Current Cases of Unemployment

Immigration

The immediate primary cause of unemployment of U.S. citizens is legal and illegal immigration. We have 12 million illegal immigrants in the U.S. and we add 125,000 legal immigrants per month.  We have 150,000 U.S. citizen new entrants to the labor market per year with very high unemployment and underemployment in the U.S. citizen new entrant category. 
If we didn’t have 12 million illegal immigrants and stopped adding new legal immigrants each month, our unemployment would suddenly drop to under 3%.
It is within government’s power to do this immediately and the fact that it has increased legal immigration rather than reduce it, is hard to understand. It’s almost as if the federal government wants the U.S. to have high unemployment.  
In the 1930s, during the 1st Great Depression the U.S. shut down legal immigration to zero.  At the time, immigration was managed by countries based on their need to increase their populations based on their demand for labor.  Earlier in U.S. history, immigrants were welcomed to advance settling the rest of the country as we moved West.

Contributing Causes of Unemployment
Other earlier events have hurt the U.S. economy and certainly have had a negative impact on our current unemployment conditions

Mortgage Securities Fraud
The global economic Meltdown of 2008 was created by government social engineering policies encouraging home ownership by non-credit-worthy individuals.  These loans were destined to fail, so mortgage lenders bundled the bad mortgages into securities and sold them as AAA investments.  The trillions of dollars lost in this scam did permanent damage to all countries.

Off-shoring for Cheaper Labor
Beginning in the 1970s U.S. companies began to close its U.S. manufacturing operations and move them overseas.  For large, older companies, it was in reaction to the unsustainable future costs associated with their Defined Benefit Pension Plans, unions, increasingly costly health insurance, U.S. government regulatory overreach and access to overseas markets.  The introduction of the PC in the 1980s boosted the economy as did earlier breakthroughs in our history like Henry Ford’s impact on automobiles and oil demand.  Even this surge in electronics manufacturing was largely off-shored by 2000.

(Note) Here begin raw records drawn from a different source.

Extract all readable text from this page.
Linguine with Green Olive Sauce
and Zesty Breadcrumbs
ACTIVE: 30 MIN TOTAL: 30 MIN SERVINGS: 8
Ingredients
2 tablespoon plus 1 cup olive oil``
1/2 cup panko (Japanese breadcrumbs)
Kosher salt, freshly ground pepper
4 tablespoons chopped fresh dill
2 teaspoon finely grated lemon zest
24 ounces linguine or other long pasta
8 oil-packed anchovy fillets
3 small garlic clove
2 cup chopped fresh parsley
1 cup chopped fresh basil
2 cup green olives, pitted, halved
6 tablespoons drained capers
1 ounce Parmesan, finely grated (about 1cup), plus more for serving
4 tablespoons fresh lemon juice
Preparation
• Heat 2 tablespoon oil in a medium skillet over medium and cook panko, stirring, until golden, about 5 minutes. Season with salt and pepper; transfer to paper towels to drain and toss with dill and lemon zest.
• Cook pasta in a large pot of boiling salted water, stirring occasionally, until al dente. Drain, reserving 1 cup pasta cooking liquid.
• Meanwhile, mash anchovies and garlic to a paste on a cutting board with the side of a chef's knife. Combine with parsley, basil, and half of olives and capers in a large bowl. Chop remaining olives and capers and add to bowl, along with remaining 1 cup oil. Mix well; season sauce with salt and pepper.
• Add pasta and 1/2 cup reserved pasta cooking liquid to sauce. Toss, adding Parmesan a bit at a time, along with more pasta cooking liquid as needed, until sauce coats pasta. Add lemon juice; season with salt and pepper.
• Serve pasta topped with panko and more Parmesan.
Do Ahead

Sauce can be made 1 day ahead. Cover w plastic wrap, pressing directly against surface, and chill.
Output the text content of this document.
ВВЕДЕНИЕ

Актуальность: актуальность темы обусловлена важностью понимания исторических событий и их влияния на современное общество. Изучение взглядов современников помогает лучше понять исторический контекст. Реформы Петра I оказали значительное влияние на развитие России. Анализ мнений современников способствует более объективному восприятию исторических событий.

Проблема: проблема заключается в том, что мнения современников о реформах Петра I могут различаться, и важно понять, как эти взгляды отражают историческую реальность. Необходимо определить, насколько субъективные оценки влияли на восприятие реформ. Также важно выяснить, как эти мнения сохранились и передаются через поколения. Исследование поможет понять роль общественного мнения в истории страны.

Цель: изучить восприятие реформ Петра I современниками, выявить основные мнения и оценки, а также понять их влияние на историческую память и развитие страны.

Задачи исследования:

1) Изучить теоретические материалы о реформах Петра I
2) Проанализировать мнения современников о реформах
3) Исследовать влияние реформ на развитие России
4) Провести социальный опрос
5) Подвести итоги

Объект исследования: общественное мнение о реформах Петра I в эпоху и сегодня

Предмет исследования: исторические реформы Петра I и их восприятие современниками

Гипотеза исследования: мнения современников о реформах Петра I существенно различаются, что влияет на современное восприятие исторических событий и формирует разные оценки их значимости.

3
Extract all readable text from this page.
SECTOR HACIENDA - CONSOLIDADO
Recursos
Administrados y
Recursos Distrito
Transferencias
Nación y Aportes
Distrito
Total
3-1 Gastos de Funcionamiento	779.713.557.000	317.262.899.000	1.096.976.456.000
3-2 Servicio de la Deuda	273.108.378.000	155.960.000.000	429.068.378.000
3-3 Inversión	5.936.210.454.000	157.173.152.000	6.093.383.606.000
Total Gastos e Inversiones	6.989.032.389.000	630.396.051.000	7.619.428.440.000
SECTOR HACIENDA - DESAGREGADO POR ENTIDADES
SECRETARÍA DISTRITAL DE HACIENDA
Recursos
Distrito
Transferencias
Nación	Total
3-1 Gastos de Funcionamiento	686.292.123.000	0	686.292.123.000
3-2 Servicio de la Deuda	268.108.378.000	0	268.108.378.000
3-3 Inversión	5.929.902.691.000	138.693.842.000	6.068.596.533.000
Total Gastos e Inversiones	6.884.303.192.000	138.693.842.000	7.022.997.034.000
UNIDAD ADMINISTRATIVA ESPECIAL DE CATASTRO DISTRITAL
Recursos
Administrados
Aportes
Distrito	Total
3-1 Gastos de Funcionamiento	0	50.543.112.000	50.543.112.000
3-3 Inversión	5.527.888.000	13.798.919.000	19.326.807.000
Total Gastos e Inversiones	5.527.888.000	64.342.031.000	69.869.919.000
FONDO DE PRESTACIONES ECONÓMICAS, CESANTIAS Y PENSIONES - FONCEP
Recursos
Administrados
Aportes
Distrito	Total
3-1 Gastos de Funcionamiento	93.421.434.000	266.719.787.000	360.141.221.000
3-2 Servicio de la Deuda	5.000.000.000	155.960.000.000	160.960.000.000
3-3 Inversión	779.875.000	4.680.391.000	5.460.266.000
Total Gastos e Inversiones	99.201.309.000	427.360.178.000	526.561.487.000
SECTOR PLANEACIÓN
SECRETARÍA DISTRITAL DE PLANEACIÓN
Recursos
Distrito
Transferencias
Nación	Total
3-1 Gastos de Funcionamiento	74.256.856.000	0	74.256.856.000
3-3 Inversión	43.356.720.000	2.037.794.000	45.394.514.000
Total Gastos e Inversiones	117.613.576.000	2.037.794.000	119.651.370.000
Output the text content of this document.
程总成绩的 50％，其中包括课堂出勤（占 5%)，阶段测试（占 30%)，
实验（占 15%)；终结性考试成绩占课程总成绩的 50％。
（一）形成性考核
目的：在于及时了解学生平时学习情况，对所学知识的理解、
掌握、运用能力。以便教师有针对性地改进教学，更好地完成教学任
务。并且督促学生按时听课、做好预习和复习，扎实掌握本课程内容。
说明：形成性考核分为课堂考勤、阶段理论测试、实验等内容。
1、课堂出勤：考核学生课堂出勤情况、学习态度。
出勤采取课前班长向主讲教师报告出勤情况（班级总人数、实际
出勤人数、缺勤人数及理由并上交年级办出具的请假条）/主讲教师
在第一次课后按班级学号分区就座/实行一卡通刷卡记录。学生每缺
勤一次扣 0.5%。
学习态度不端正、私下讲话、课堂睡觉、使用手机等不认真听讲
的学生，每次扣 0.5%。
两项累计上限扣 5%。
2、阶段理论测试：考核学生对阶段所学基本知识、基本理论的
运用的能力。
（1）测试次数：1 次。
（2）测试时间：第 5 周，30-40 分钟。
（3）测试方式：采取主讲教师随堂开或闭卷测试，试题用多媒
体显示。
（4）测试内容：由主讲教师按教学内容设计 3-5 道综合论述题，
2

Government Spending & Regulation
U.S. government spending and regulation have been enough to chase jobs out of the U.S.  This spending was covered by printing U.S. dollars.  The Federal Reserve increased the money supply 300% and is going higher at the rate of $40 billion a month.  This will probably cause inflation to rise in 2013 to 10%.  That means more layoffs and higher unemployment in 2013 and beyond.

Some Good News
Recent oil and natural gas discoveries, together with new fracking technologies will allow increased production export of U.S. energy, which will help local economies associated with these industries.